Up until this point, the consortium has yet to realize any profit from the deal. But now that the toll bridge is operational, that’s where the payoff begins. As specified in the contract, the entity begins making payments to the consortium for bridge operations and upkeep, and the consortium gets to take home all or a portion of tolls collected on the bridge for the term of its  contract.

While financing details for P3s can be complex, Eliopoulos said, both the public and private sides can still use the traditional methods of bond issues, construction loans or equity financing to meet their financial responsibilities on the project.

Alternative financing options on the rise

The P3 model has taken off and become more widely utilized over the last several years. “My work has picked up tremendously, and there are P3 conferences  that  draw  1,000  people,”  said  Lee  Weintraub,  shareholder   at

Becker & Poliakoff and chair of the firm’s P3 group. When executed correctly, the P3 is typically a win-win for both the public and private sides, he said. While the example of the toll bridge might be one possible arrangement, Weintraub said one of his favorite adages about P3s is, “once you’ve seen one P3, you’ve seen one P3.”

For example, in the aforementioned bridge scenario, although the consortium would benefit from higher-than-expected traffic over the bridge, it also assumes the risk of lower-than-anticipated traffic. Weintraub said this risk transfer is one of the reasons P3s are so popular. However, in Florida, a Skanska USA-led joint venture is upgrading 21 miles of Interstate 4, but the Florida Department of Transportation decided to assume the risk of usership volume and will simply make scheduled payments to the joint venture during the operations and maintenance period, Weintraub said. This is just one instance of how varied a P3 deal be.

In addition to that risk transfer element, the ability to leverage cash into more projects or simply reduce cash outlays in the midst of a tight budgetary cycle is a P3 benefit for the public entity. Eliopoulos said his  firm represents  one of the design-build partners on the Long Beach Civic Center project. Because the consortium is shouldering most of the financing burden — and due to the fact that the new buildings will require less maintenance and incorporate cost- saving features — Long Beach’s regular payments to the consortium are comparable to what the city is already paying to maintain the existing outdated facility.

Opportunities and obstacles to broader use

Eliopoulos said he thinks that when public entities need to “spread their funding out,” as in the case of Long Beach, P3s will become increasingly popular. “For larger public projects, there’s an interest in P3s among the public agencies,” he said. However, Eliopoulos added that public entities need to learn how to execute (P3s) … and in some cases, they need special enabling legislation and increased cooperation with the government to bring down P3 financing costs.
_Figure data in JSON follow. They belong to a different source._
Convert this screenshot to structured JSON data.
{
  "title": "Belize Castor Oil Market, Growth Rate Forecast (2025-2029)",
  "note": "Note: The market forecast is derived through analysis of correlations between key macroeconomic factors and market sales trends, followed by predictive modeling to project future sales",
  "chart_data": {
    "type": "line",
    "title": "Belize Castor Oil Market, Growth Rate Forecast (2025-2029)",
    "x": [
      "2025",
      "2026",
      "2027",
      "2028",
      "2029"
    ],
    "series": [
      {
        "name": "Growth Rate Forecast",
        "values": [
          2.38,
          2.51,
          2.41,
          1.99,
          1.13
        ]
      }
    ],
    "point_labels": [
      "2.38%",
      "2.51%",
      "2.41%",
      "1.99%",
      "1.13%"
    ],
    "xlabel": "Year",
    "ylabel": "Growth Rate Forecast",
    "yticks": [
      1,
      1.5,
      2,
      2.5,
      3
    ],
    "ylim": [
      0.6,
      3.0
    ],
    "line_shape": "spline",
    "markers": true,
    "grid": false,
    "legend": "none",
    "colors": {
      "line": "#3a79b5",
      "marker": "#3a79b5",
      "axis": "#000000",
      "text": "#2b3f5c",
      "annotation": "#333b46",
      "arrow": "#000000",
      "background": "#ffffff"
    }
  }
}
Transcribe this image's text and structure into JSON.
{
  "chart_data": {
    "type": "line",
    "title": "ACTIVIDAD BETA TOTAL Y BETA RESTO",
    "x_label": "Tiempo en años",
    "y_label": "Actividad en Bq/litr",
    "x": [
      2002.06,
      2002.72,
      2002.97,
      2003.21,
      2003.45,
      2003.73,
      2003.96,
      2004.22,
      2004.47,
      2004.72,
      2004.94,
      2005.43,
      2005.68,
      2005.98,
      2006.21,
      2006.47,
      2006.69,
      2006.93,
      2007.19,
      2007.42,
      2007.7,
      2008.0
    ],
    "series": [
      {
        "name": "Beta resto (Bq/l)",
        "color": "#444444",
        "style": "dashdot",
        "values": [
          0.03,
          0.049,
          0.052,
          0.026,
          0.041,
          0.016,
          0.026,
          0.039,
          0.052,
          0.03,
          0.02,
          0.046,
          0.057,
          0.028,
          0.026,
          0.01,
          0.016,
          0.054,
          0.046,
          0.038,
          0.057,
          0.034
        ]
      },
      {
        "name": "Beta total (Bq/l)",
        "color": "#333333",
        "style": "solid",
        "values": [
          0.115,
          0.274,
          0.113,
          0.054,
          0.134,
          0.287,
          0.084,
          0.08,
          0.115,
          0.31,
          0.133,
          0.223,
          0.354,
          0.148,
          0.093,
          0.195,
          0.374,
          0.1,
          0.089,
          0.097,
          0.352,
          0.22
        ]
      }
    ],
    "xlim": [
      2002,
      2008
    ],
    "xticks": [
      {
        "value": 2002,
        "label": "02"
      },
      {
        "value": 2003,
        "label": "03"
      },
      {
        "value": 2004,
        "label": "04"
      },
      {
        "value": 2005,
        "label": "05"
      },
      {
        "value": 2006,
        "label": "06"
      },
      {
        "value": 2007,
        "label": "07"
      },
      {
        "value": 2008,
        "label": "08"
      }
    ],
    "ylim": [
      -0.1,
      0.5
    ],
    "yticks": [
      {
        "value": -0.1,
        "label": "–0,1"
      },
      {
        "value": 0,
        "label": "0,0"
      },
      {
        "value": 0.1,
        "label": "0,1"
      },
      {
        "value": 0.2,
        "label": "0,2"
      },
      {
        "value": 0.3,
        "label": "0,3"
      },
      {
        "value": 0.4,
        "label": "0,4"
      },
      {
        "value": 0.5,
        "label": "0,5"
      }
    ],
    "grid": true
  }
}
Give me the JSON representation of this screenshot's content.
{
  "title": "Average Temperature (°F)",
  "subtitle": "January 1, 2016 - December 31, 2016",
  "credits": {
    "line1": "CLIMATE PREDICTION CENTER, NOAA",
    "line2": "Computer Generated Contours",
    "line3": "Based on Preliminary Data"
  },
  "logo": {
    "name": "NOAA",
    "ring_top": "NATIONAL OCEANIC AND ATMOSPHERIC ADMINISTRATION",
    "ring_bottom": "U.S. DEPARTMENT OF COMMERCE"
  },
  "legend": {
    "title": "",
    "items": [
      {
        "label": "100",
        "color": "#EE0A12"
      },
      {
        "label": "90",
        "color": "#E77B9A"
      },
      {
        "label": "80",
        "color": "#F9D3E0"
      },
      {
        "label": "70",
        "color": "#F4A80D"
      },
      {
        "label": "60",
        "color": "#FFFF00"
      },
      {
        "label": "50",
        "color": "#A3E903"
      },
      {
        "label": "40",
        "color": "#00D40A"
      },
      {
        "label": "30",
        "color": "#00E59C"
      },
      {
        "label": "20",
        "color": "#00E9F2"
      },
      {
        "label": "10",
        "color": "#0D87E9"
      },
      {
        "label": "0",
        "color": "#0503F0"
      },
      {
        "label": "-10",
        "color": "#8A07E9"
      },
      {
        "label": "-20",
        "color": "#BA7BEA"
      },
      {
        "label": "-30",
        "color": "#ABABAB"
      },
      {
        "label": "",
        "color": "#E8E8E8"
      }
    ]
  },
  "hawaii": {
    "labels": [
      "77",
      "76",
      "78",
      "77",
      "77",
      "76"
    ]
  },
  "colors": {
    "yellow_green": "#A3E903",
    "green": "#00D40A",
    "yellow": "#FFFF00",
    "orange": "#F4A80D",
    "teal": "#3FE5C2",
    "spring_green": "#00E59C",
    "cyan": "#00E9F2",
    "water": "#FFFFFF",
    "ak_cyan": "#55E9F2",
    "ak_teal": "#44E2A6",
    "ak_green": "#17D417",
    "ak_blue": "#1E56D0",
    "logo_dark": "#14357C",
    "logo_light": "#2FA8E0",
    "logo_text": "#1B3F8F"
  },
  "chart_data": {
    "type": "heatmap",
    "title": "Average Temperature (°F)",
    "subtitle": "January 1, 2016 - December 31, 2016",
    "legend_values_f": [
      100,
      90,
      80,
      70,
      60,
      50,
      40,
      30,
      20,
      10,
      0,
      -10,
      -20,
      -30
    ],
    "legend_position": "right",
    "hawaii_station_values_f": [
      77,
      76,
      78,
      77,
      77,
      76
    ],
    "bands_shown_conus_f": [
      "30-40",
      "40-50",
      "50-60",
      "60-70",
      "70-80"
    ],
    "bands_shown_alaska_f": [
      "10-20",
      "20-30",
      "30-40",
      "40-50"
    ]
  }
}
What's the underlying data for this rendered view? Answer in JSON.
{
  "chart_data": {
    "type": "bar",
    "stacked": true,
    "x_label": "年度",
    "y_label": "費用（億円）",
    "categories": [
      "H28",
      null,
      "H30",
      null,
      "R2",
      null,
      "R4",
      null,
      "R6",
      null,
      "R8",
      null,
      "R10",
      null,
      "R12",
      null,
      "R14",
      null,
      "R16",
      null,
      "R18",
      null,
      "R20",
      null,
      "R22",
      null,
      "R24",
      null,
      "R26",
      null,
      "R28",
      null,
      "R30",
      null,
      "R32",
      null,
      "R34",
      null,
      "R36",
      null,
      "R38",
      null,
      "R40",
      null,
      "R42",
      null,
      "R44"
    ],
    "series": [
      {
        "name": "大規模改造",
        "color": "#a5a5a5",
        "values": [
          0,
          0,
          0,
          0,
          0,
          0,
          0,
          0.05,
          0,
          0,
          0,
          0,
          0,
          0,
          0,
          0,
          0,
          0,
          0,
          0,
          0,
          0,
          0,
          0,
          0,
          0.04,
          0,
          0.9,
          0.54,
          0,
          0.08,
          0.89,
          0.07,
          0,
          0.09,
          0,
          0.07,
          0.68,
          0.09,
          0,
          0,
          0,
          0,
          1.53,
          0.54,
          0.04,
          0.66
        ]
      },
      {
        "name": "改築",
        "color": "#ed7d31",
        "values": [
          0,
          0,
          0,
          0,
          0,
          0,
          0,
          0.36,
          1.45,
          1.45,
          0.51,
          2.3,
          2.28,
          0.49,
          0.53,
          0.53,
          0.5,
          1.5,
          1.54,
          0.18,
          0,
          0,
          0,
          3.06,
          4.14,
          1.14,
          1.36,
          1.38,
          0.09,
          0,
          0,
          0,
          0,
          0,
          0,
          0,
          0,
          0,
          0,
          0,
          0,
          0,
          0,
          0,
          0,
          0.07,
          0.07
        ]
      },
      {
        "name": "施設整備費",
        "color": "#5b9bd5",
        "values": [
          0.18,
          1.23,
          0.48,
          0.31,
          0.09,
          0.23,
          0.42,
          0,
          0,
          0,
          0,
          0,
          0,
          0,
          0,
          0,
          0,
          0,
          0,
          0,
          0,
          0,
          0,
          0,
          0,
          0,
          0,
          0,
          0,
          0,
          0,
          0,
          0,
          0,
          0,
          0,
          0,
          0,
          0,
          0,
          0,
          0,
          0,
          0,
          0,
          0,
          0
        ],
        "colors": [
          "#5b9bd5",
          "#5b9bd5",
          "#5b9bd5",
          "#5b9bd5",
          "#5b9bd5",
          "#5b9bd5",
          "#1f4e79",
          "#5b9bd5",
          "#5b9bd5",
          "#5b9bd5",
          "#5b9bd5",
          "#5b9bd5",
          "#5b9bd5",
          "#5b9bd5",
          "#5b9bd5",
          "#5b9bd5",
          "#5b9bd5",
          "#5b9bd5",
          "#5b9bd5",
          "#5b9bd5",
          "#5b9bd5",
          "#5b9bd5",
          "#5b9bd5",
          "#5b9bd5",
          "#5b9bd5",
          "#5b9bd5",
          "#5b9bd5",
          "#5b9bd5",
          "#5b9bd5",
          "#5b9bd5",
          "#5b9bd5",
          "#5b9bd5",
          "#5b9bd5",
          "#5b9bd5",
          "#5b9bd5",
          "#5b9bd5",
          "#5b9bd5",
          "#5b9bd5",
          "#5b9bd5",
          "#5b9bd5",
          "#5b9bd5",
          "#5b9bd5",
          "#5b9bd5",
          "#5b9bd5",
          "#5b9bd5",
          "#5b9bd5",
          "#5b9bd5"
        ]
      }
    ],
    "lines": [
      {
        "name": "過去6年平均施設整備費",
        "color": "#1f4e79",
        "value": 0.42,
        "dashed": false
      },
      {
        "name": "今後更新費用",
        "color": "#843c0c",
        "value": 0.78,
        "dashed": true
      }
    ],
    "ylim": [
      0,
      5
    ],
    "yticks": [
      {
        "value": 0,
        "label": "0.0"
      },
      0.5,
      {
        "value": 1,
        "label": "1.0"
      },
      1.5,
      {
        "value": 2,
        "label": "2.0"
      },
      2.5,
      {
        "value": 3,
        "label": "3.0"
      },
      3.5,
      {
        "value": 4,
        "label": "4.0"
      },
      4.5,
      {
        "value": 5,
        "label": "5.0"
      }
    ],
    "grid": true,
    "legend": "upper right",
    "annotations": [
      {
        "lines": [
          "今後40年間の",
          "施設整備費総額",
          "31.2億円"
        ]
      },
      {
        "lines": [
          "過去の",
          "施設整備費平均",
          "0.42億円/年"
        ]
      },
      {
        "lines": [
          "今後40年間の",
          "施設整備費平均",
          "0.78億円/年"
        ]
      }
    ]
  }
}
Weintraub said yet another example of a potential financing setup for a P3 is   a model with a nonprofit angle that universities have been using to tackle large projects. “A nonprofit will own the property. They’ll borrow the money that’s needed to do the job, but then they can save money on property taxes because they’re a nonprofit,” he said. “That model is done in a lot of higher education (projects) all around the country.”

According to both legal experts, perhaps the largest obstacle to more public agencies realizing the savings possible with P3s is education about the process and its potential advantages over traditional methods of  financing.

“The bigger issue is that public entities need to realize that even though they’d be paying a little bit more in financing costs, getting a developer in there and the efficiencies of doing that over the 35-to-45-year useful life of these new facilities will save them so much more money,” Eliopoulos  said.